We had some flooding down here on the Minnesota a decade ago or so, pretty bad.

Highschool kids were let out of school for 2 days if they wanted to bag. I'd say they did a real job on that, not many slackers. Really worked.

I helped a day & 1/2, don't know who's back yard I was in, went along a couple blocks.

I helped one fellow from out of town, he had moved into a building that used to be the city pumphouse, was starting some artsywartsy business. He was mighty crabby, mad at everyone that his building that he was renting with city subsidized funds was not getting diked, and he had to move his stuff out. (It was pretty isolated building, and was waterproof other than his stuff that he hadn't really moved into yet - just boxes he had unloaded the months before...) Had a pickup that was held together with bungie cord and a plywood trailer that he was putting his computer equipment in, and was a - well, like a lost flower child, he was a character. I stayed & helped him, but was really wanting to just leave & go help folks that would appreciate it.

Still have the tee shrit, we bought them commemorating the event, helped raise funds for folks. Think the town came through pretty good, it was an experience to realize water taller than your head when you climbed the bags.

The trouble with Fargo area is how high it has to be, that is a heap of pressure on soggy sand bags, just hard for those walls to hold up to several days of that much pressure.

--->Paul
 
That is some great help from people that he doesnt even know. The will power of people is amazing if there is an emergency.

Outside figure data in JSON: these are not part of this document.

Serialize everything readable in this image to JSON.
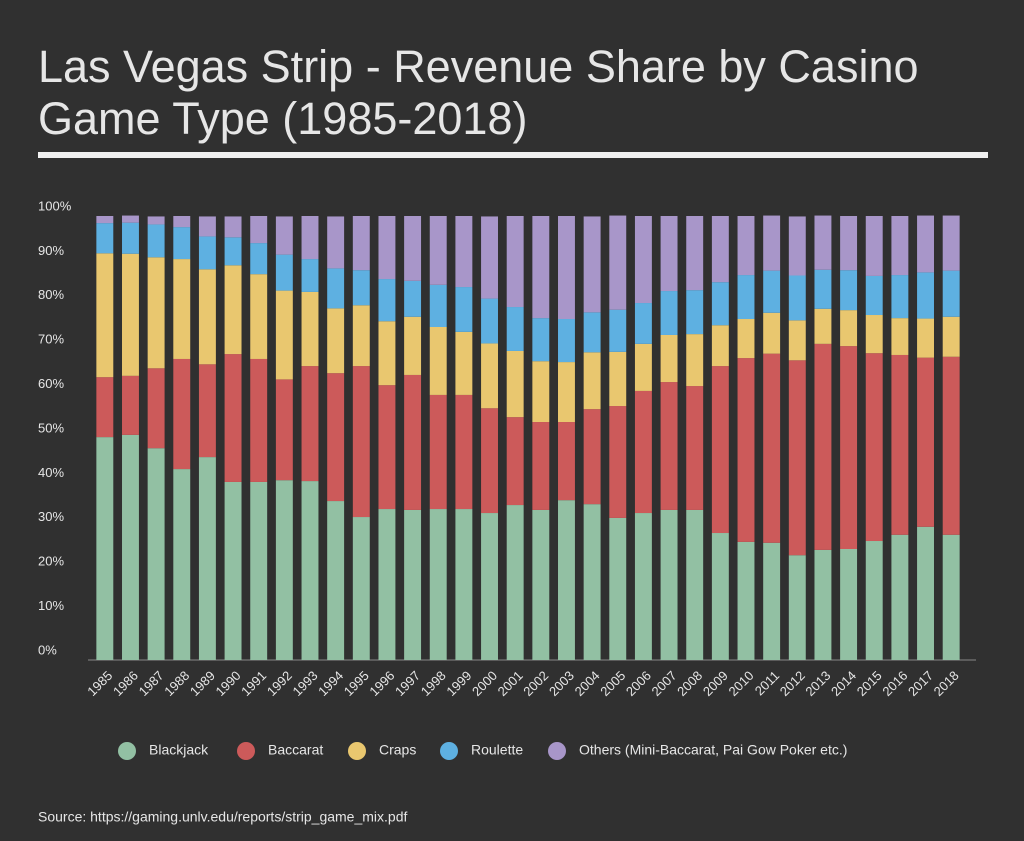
{
  "chart_data": {
    "type": "stacked_bar",
    "title": [
      "Las Vegas Strip - Revenue Share by Casino",
      "Game Type (1985-2018)"
    ],
    "source": "Source: https://gaming.unlv.edu/reports/strip_game_mix.pdf",
    "categories": [
      "1985",
      "1986",
      "1987",
      "1988",
      "1989",
      "1990",
      "1991",
      "1992",
      "1993",
      "1994",
      "1995",
      "1996",
      "1997",
      "1998",
      "1999",
      "2000",
      "2001",
      "2002",
      "2003",
      "2004",
      "2005",
      "2006",
      "2007",
      "2008",
      "2009",
      "2010",
      "2011",
      "2012",
      "2013",
      "2014",
      "2015",
      "2016",
      "2017",
      "2018"
    ],
    "ylim": [
      0,
      100
    ],
    "yticks": [
      {
        "value": 0,
        "label": "0%"
      },
      {
        "value": 10,
        "label": "10%"
      },
      {
        "value": 20,
        "label": "20%"
      },
      {
        "value": 30,
        "label": "30%"
      },
      {
        "value": 40,
        "label": "40%"
      },
      {
        "value": 50,
        "label": "50%"
      },
      {
        "value": 60,
        "label": "60%"
      },
      {
        "value": 70,
        "label": "70%"
      },
      {
        "value": 80,
        "label": "80%"
      },
      {
        "value": 90,
        "label": "90%"
      },
      {
        "value": 100,
        "label": "100%"
      }
    ],
    "legend": "bottom",
    "series": [
      {
        "name": "Blackjack",
        "color": "#92c0a3",
        "values": [
          50.2,
          50.7,
          47.7,
          43.0,
          45.7,
          40.1,
          40.1,
          40.5,
          40.3,
          35.8,
          32.2,
          34.0,
          33.8,
          34.0,
          34.0,
          33.1,
          34.9,
          33.8,
          36.0,
          35.1,
          32.0,
          33.1,
          33.8,
          33.8,
          28.6,
          26.6,
          26.4,
          23.6,
          24.8,
          25.0,
          26.8,
          28.2,
          30.0,
          28.2
        ]
      },
      {
        "name": "Baccarat",
        "color": "#cc5a5a",
        "values": [
          13.5,
          13.3,
          18.0,
          24.8,
          20.9,
          28.8,
          27.7,
          22.7,
          25.9,
          28.8,
          34.0,
          27.9,
          30.4,
          25.7,
          25.7,
          23.6,
          19.8,
          19.8,
          17.6,
          21.4,
          25.2,
          27.5,
          28.8,
          27.9,
          37.6,
          41.4,
          42.6,
          43.9,
          46.4,
          45.7,
          42.3,
          40.5,
          38.1,
          40.1
        ]
      },
      {
        "name": "Craps",
        "color": "#e9c76f",
        "values": [
          27.9,
          27.5,
          25.0,
          22.5,
          21.4,
          20.0,
          19.1,
          20.0,
          16.7,
          14.6,
          13.7,
          14.4,
          13.1,
          15.3,
          14.2,
          14.6,
          14.9,
          13.7,
          13.5,
          12.8,
          12.2,
          10.6,
          10.6,
          11.7,
          9.2,
          8.8,
          9.2,
          9.0,
          7.9,
          8.1,
          8.6,
          8.3,
          8.8,
          9.0
        ]
      },
      {
        "name": "Roulette",
        "color": "#5eb0e1",
        "values": [
          6.8,
          7.0,
          7.4,
          7.2,
          7.4,
          6.3,
          7.0,
          8.1,
          7.4,
          9.0,
          7.9,
          9.5,
          8.1,
          9.5,
          10.1,
          10.1,
          9.9,
          9.7,
          9.7,
          9.0,
          9.5,
          9.2,
          9.9,
          9.9,
          9.7,
          9.9,
          9.5,
          10.1,
          8.8,
          9.0,
          8.8,
          9.7,
          10.4,
          10.4
        ]
      },
      {
        "name": "Others (Mini-Baccarat, Pai Gow Poker etc.)",
        "color": "#a896c9",
        "values": [
          1.6,
          1.6,
          1.8,
          2.5,
          4.5,
          4.7,
          6.1,
          8.6,
          9.7,
          11.7,
          12.2,
          14.2,
          14.6,
          15.5,
          16.0,
          18.5,
          20.5,
          23.0,
          23.2,
          21.6,
          21.2,
          19.6,
          16.9,
          16.7,
          14.9,
          13.3,
          12.4,
          13.3,
          12.2,
          12.2,
          13.5,
          13.3,
          12.8,
          12.4
        ]
      }
    ]
  }
}
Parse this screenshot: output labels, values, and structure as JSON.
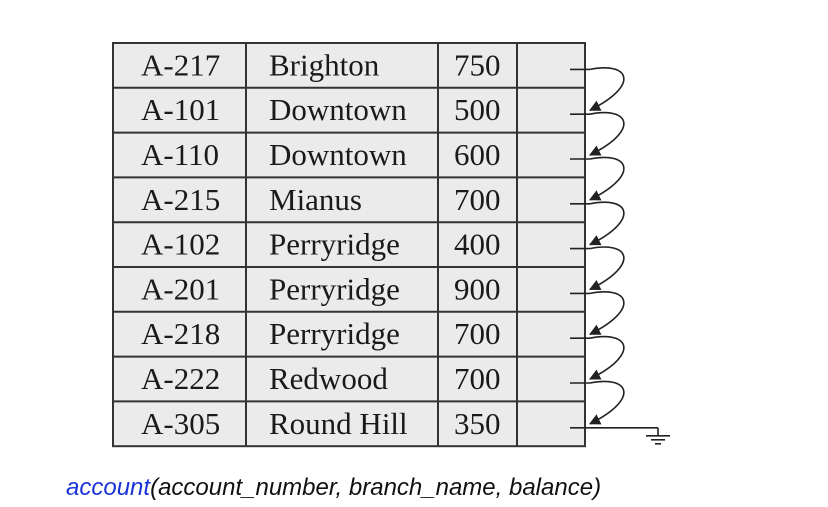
{
  "records": [
    {
      "account_number": "A-217",
      "branch_name": "Brighton",
      "balance": "750"
    },
    {
      "account_number": "A-101",
      "branch_name": "Downtown",
      "balance": "500"
    },
    {
      "account_number": "A-110",
      "branch_name": "Downtown",
      "balance": "600"
    },
    {
      "account_number": "A-215",
      "branch_name": "Mianus",
      "balance": "700"
    },
    {
      "account_number": "A-102",
      "branch_name": "Perryridge",
      "balance": "400"
    },
    {
      "account_number": "A-201",
      "branch_name": "Perryridge",
      "balance": "900"
    },
    {
      "account_number": "A-218",
      "branch_name": "Perryridge",
      "balance": "700"
    },
    {
      "account_number": "A-222",
      "branch_name": "Redwood",
      "balance": "700"
    },
    {
      "account_number": "A-305",
      "branch_name": "Round Hill",
      "balance": "350"
    }
  ],
  "caption": {
    "relation": "account",
    "open": "(",
    "attr1": "account_number",
    "sep1": ", ",
    "attr2": "branch_name",
    "sep2": ", ",
    "attr3": "balance",
    "close": ")"
  },
  "colors": {
    "table_fill": "#ebebeb",
    "border": "#333333",
    "relation_name": "#1a33d6"
  }
}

And the yahoo's that run the city of Detroit cant even pick up the garbage or plow the snow off the streets.
 
But y'know, it was three teenagers in Detroit that restored my faith in teenagers. Back on Sept 19, 2003, a tanker truck on one of the Detroit freeways swerved to avoid hitting another truck, tipping and crashing in the process. A fire started quickly, and three teenagers that saw the crash stopped, ran up to the burning truck cab and pulled the driver to safety just a few seconds before the truck was fully engulfed. They showed the kids on the news the next day, and they looked like your typical inner city Detroit kids, but to that truck driver they were sure heroes.
 
BW...That is TRULY a Great Human relations Story and in this Day and Time deffinately needs to be Shared! Thanks for doing that.Larry KF4LKU
 
There are good people everywhere. As far as Detroit residents, most are good people. A lot are elderly and cannot do much, they cannot sell their homes and cannot afford to go anywhere else. Most of the crime is between criminals. Even when you hear of houses being shot up, and kids being hurt, it is because somebody was selling dope outta that house. The criminals usually don't bother the "civilians" - there is no money in it, and those people call the police. I was born in Detroit, lived there for awhile, worked there for several years. And still go downtown for Mexican or Greek, or BBQ. Never had a problem. One problem Detroit has is that the whole state has been shrinking or growing very slowly for many years - 50 years?. Other large cities the real estate gets more valuable over time. Here, with the whole region depopulating, the house prices now are lower than they were 40 years ago. No "getrification". At one point in the late 70's Chrysler employed about 50K in Detroit, GM close to 50K. Chrysler doesn't employ anybody in Detroit now, and GM maybe a 3K. That leaves a huge hole. But whatever!!
Take care!!
 
I guess I am confused, the only I94 and 75 intersection I know of is in downtown Detroit and I was just there today, there wasn't any flooding. I guess there is a 75 in ND also.
 
There's more good kids than bad kids in this country - we just hear of the bad ones on the news.

Very good story - thanks for sharing.